Throughout his teaching career, Wyclif exhibited a bent for theology. His writings on logic deal with theological topics: “the Trinity, transubstantiation, divine foreknowledge, futurity and eternity, necessary futurity, time as fourth dimension” (100). In De Veritate Sacrae Scripturae (“About the Truthfulness of Sacred Scriptures”) he declares that no human writing is superior to the Bible, all Christians have a right to read it, and the Scriptures are the best foundation for secular and ecclesiastical life (121). As far as the Wycliffite translations of the Bible into English are concerned, Evans finds no evidence of any contribution directly from the hand of Wyclif (230). Although he advocated preaching and teaching in English, embarrassingly little remains to demonstrate that he did any of it himself (243).
Evans portrays Wyclif as an angry man in his old age (129, 197 ), exploding in diatribes against perceived enemies (204). In her opinion, some of that anger arose from his frustration over never attaining to a position of power and becoming “a pawn in other people’s political games” (135). In 1374 Wyclif served as a member of a diplomatic commission to meet a papal delegation in Belgium (144). All the clerics except Wyclif immediately received appointments as bishops (144). He became bitter (145) and sensitive at being slighted (167). At his passing “there is no saintly deathbed scene, no reconciliation; there are no edifying words of wisdom to report. We have to turn from him as he fell, angry and despairing” (214). Evans paints a dark and disappointing picture of a failed hero.
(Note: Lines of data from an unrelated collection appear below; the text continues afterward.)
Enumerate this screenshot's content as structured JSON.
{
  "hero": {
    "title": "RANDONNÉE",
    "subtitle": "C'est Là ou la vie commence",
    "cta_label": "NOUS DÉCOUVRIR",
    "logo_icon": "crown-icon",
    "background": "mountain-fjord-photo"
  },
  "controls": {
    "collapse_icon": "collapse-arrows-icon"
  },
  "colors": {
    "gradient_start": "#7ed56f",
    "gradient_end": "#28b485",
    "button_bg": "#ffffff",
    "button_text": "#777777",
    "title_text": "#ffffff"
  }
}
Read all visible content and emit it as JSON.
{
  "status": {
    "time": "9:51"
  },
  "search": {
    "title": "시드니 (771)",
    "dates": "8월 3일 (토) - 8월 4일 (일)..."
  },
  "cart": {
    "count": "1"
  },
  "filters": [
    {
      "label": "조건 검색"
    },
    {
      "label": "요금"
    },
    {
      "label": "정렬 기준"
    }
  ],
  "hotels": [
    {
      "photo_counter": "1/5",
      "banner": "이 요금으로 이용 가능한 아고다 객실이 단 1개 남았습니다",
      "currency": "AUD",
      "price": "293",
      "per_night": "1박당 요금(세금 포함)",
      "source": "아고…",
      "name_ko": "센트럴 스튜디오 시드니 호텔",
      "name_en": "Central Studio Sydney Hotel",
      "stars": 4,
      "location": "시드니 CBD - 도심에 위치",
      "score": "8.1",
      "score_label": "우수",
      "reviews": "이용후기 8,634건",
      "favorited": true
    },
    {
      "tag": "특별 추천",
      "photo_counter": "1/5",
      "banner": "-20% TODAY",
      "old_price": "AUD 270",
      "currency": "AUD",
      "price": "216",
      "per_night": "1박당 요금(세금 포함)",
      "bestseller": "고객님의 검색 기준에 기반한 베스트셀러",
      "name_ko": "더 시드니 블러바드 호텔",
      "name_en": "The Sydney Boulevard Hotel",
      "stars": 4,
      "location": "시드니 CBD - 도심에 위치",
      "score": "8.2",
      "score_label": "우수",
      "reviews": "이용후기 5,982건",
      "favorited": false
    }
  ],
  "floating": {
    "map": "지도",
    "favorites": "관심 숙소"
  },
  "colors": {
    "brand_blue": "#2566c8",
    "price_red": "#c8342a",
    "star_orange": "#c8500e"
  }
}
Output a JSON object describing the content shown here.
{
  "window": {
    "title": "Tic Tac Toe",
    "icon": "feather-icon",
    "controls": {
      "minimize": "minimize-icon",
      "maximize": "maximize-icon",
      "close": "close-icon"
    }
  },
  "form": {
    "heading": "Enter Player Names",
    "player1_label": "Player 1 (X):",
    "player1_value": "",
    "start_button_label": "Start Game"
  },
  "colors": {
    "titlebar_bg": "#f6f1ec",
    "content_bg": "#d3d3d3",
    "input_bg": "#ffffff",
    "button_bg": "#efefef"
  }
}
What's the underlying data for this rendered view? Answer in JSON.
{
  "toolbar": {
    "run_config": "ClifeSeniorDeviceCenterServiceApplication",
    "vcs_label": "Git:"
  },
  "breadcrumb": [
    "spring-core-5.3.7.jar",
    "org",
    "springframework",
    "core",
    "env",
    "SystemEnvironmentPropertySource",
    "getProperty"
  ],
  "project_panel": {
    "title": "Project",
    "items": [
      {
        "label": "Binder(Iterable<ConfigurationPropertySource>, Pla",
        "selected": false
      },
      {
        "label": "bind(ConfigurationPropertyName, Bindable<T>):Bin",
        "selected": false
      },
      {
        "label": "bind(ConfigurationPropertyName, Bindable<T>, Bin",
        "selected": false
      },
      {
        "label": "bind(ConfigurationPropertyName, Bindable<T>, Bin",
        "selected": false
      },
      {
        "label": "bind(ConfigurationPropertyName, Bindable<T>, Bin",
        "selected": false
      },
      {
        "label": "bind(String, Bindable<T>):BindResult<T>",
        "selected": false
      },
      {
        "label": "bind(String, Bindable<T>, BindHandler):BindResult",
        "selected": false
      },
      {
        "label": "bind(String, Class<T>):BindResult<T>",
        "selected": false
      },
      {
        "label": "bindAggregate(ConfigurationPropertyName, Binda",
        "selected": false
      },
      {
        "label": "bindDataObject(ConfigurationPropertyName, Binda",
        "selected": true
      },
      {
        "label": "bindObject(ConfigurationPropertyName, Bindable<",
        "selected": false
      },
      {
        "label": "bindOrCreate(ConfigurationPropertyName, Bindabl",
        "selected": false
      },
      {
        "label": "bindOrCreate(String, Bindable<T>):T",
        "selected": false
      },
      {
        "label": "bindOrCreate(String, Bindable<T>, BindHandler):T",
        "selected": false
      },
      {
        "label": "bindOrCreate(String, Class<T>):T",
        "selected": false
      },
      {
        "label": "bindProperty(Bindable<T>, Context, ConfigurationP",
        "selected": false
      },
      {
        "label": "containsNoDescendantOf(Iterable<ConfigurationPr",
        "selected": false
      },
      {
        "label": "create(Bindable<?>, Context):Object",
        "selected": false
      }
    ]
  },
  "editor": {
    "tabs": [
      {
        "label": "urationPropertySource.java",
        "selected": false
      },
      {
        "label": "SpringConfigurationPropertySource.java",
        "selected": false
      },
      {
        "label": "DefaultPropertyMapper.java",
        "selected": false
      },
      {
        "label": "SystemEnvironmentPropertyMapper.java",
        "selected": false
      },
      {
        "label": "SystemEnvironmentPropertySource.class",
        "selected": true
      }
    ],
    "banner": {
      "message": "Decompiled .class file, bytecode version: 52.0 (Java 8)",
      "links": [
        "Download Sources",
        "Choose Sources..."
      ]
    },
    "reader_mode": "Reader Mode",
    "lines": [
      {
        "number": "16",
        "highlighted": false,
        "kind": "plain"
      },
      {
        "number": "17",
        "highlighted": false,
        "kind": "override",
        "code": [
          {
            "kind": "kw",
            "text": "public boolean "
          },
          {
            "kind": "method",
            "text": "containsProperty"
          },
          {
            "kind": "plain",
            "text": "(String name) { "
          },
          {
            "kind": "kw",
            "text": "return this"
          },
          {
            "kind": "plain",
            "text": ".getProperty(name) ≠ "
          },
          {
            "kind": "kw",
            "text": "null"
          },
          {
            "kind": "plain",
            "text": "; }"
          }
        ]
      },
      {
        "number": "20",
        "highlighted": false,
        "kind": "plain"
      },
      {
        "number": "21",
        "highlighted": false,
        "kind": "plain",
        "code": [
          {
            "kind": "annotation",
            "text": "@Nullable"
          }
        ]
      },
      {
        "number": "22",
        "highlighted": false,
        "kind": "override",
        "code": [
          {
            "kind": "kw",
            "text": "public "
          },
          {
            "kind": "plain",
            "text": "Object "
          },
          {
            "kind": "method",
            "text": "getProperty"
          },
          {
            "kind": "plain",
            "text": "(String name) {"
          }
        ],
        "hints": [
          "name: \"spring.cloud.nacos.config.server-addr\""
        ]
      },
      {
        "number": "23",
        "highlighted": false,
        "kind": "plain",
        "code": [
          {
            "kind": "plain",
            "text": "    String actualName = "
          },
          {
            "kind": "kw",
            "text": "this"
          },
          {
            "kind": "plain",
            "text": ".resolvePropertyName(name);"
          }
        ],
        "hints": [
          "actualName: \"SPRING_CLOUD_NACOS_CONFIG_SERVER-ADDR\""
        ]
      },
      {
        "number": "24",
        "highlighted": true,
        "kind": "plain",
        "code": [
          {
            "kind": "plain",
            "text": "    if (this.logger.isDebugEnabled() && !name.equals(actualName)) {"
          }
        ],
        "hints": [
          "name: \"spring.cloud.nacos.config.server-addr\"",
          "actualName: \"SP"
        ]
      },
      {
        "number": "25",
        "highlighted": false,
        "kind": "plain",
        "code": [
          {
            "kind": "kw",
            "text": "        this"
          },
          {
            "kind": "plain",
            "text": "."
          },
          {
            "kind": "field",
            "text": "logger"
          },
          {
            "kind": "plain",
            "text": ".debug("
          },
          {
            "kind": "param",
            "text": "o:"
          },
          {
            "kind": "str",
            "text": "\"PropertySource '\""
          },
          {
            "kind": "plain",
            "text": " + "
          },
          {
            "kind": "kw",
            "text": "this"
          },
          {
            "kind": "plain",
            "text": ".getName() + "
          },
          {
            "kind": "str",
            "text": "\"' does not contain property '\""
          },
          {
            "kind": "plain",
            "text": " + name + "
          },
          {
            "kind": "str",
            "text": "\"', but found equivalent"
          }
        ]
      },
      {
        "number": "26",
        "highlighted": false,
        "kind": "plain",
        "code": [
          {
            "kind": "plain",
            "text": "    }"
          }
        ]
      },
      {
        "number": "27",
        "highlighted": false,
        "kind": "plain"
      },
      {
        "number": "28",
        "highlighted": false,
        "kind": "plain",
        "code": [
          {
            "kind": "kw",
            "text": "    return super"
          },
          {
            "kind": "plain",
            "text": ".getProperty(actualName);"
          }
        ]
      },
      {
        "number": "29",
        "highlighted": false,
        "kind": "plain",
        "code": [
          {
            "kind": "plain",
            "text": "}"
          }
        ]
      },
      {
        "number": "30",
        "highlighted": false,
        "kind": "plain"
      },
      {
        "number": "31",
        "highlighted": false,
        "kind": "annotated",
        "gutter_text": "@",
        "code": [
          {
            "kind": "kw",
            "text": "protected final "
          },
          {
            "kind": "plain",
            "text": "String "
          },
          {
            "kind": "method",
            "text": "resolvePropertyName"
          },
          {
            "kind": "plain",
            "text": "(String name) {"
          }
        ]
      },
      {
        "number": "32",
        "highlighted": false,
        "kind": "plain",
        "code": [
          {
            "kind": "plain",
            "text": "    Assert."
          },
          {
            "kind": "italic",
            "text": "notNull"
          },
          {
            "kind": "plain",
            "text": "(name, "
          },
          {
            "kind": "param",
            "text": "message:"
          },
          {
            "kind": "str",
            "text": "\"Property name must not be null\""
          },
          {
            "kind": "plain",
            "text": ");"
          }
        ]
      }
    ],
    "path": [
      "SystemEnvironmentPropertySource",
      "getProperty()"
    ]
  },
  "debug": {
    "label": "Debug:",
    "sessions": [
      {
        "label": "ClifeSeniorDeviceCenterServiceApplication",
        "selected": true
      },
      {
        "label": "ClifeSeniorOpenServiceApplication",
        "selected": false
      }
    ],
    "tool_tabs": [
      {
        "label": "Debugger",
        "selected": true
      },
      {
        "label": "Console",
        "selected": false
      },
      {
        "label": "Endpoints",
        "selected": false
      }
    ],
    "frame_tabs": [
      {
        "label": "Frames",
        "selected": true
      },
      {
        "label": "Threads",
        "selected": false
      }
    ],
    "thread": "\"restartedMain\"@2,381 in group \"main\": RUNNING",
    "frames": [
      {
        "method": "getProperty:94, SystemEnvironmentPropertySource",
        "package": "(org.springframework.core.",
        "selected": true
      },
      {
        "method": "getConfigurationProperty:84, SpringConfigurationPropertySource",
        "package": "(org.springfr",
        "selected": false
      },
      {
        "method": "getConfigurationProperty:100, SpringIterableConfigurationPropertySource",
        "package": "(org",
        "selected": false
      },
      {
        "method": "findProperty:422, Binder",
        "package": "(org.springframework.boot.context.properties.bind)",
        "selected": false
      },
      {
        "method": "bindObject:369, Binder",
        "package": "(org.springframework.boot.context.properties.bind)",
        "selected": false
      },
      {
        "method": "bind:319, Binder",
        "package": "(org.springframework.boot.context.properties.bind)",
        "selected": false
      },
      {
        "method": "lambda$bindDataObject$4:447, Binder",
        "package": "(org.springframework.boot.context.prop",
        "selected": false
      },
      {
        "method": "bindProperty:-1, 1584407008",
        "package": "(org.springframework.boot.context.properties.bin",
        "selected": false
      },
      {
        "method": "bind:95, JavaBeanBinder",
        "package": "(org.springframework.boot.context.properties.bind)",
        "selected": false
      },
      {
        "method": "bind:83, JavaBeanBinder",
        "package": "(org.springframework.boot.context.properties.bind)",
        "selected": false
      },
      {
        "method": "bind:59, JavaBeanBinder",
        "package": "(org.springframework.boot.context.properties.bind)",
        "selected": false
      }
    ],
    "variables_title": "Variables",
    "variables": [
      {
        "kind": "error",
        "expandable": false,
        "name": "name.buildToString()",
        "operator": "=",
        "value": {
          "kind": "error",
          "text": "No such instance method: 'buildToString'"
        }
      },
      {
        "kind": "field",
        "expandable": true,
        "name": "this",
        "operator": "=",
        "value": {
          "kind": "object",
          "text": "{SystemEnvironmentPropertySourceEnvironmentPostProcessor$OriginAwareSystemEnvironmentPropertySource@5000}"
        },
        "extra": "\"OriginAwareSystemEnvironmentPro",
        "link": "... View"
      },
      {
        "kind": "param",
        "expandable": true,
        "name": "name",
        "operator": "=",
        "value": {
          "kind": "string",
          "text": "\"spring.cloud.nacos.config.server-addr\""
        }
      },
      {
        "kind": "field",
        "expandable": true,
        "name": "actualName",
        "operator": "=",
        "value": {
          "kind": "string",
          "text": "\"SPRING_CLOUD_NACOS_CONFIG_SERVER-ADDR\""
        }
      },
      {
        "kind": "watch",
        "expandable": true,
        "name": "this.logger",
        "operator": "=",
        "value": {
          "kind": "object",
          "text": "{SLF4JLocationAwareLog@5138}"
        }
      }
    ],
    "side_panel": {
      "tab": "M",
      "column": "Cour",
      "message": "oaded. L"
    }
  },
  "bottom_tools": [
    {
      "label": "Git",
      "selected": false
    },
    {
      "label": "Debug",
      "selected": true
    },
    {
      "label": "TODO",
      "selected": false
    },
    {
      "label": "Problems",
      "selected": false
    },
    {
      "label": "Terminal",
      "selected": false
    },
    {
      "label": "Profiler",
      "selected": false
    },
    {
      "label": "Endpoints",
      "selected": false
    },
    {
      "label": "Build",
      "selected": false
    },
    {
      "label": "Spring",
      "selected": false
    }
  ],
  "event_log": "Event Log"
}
On occasion Evans’ own political sensitivity manifests itself. One passage comes during her discussion of a violation of the rule of sanctuary when Sir Robert Hauley was pursued inside Westminster Abbey by the Constable of the Tower and slain in 1378. Wyclif argued the king’s right to violate the rule of sanctuary (179-80). Evans’ own political opinion flares as she compares Wyclif’s arguments with those of President Bush and Prime Minister Blair “when they took the USA and Britain into war in Iraq in 2003" (180). She appears to use this biography as the springboard for expressing her own political bitterness and/or agenda (cp. 183-84, “Alarm bells ring when politicians are seen to attempt to suborn the academics and undermine their independence by making the funding of their research dependent on their arriving at conclusions acceptable to the Government of the day”).
In spite of the author’s pessimistic approach and assessment, her volume is still worth reading. Every future biographer of Wyclif needs to begin with Evans’ book. It is as much an exposé of early Oxford as it is of Wyclif. The reader will find Evans’ enthusiastic study of the Middle Ages infectious.